Enabling Efficient and General SubpopulationAnalytics In Multidimensional Data Streams
Antonis Manousis, Carnegie Mellon University; Zhuo Cheng, Carnegie Mellon University; Ran Ben Basat, University College London; Zaoxing (Alan) Liu, Boston University; Vyas Sekar, Carnegie Mellon University
Many large-scale services (e.g., video streaming platforms, data centers, sensor grids) need diverse real-time summary statistics across multiple subpopulations of multidimensional
datasets. However, state-of-art frameworks do not offer general and accurate analytics in real-time at reasonable cost.
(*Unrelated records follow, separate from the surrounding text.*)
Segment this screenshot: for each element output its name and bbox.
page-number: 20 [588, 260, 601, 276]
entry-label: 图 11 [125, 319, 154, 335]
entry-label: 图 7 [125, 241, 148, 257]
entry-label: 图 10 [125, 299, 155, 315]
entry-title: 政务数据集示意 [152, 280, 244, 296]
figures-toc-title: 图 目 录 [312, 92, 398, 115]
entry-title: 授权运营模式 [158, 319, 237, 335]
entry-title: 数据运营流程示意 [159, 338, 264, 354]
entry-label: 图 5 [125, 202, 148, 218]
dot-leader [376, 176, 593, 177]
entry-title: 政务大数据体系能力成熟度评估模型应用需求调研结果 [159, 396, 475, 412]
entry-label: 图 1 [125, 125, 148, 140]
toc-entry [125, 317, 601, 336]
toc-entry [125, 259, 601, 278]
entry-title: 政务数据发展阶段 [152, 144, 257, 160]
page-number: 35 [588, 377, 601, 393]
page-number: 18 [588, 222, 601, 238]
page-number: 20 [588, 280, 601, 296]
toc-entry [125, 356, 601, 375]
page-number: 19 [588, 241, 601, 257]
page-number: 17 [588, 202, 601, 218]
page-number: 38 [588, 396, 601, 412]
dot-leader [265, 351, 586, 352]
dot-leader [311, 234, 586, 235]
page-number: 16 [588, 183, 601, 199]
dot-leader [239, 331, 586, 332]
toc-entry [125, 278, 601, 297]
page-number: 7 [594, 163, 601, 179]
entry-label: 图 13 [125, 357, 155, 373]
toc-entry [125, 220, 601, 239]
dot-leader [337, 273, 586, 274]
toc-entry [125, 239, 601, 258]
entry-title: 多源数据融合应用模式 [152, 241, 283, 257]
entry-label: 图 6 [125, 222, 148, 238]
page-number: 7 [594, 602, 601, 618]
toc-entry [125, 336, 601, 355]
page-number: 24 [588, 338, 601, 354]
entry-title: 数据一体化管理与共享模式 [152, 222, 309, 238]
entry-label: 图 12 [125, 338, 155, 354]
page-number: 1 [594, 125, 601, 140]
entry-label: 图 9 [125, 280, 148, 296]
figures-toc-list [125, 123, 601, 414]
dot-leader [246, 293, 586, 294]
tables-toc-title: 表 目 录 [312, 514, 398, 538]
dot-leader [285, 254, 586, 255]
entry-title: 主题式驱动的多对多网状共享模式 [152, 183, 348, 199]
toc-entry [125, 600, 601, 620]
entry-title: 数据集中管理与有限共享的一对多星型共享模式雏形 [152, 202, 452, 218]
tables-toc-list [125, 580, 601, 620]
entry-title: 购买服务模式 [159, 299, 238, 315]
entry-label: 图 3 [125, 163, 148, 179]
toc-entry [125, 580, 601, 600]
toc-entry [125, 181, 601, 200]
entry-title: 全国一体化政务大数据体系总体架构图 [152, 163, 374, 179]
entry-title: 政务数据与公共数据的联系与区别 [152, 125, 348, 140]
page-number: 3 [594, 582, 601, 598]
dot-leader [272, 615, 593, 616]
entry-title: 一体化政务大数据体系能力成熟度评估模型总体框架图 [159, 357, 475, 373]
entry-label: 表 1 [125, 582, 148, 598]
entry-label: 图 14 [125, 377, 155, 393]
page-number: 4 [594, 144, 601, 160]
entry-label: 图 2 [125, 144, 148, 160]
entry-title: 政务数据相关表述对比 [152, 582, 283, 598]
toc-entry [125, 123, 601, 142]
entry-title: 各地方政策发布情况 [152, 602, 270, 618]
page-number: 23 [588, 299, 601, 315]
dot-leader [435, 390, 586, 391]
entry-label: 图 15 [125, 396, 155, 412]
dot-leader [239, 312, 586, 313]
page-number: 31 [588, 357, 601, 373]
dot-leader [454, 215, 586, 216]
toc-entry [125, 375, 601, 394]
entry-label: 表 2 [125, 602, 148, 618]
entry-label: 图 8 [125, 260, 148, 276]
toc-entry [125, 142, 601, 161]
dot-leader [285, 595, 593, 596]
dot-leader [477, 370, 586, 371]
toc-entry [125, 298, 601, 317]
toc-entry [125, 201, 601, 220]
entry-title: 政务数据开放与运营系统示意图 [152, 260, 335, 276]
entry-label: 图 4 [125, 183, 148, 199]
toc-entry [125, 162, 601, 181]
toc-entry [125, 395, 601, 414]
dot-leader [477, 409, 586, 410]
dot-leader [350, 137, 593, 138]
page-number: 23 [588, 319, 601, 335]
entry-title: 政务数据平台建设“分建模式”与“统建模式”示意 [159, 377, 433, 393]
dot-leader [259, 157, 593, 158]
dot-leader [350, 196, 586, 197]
The root cause is the combinatorial explosion of data subpopulations and the diversity of summary statistics we need to simultaneously monitor. We present Hydra, an efficient framework for multidimensional analytics that presents a
novel combination of using a “sketch of sketches” to avoid the overhead of monitoring exponentially-many subpopulations and universal sketching to ensure accurate estimates for multiple statistics. We build Hydra as an Apache Spark plugin and address practical system challenges to minimize overheads at scale. Across multiple real-world and synthetic multidimensional datasets, we show that Hydra can achieve robust error bounds and is an order of magnitude more efficient in terms of operational cost and memory footprint than existing frameworks (e.g., Spark, Druid) while ensuring interactive estimation times.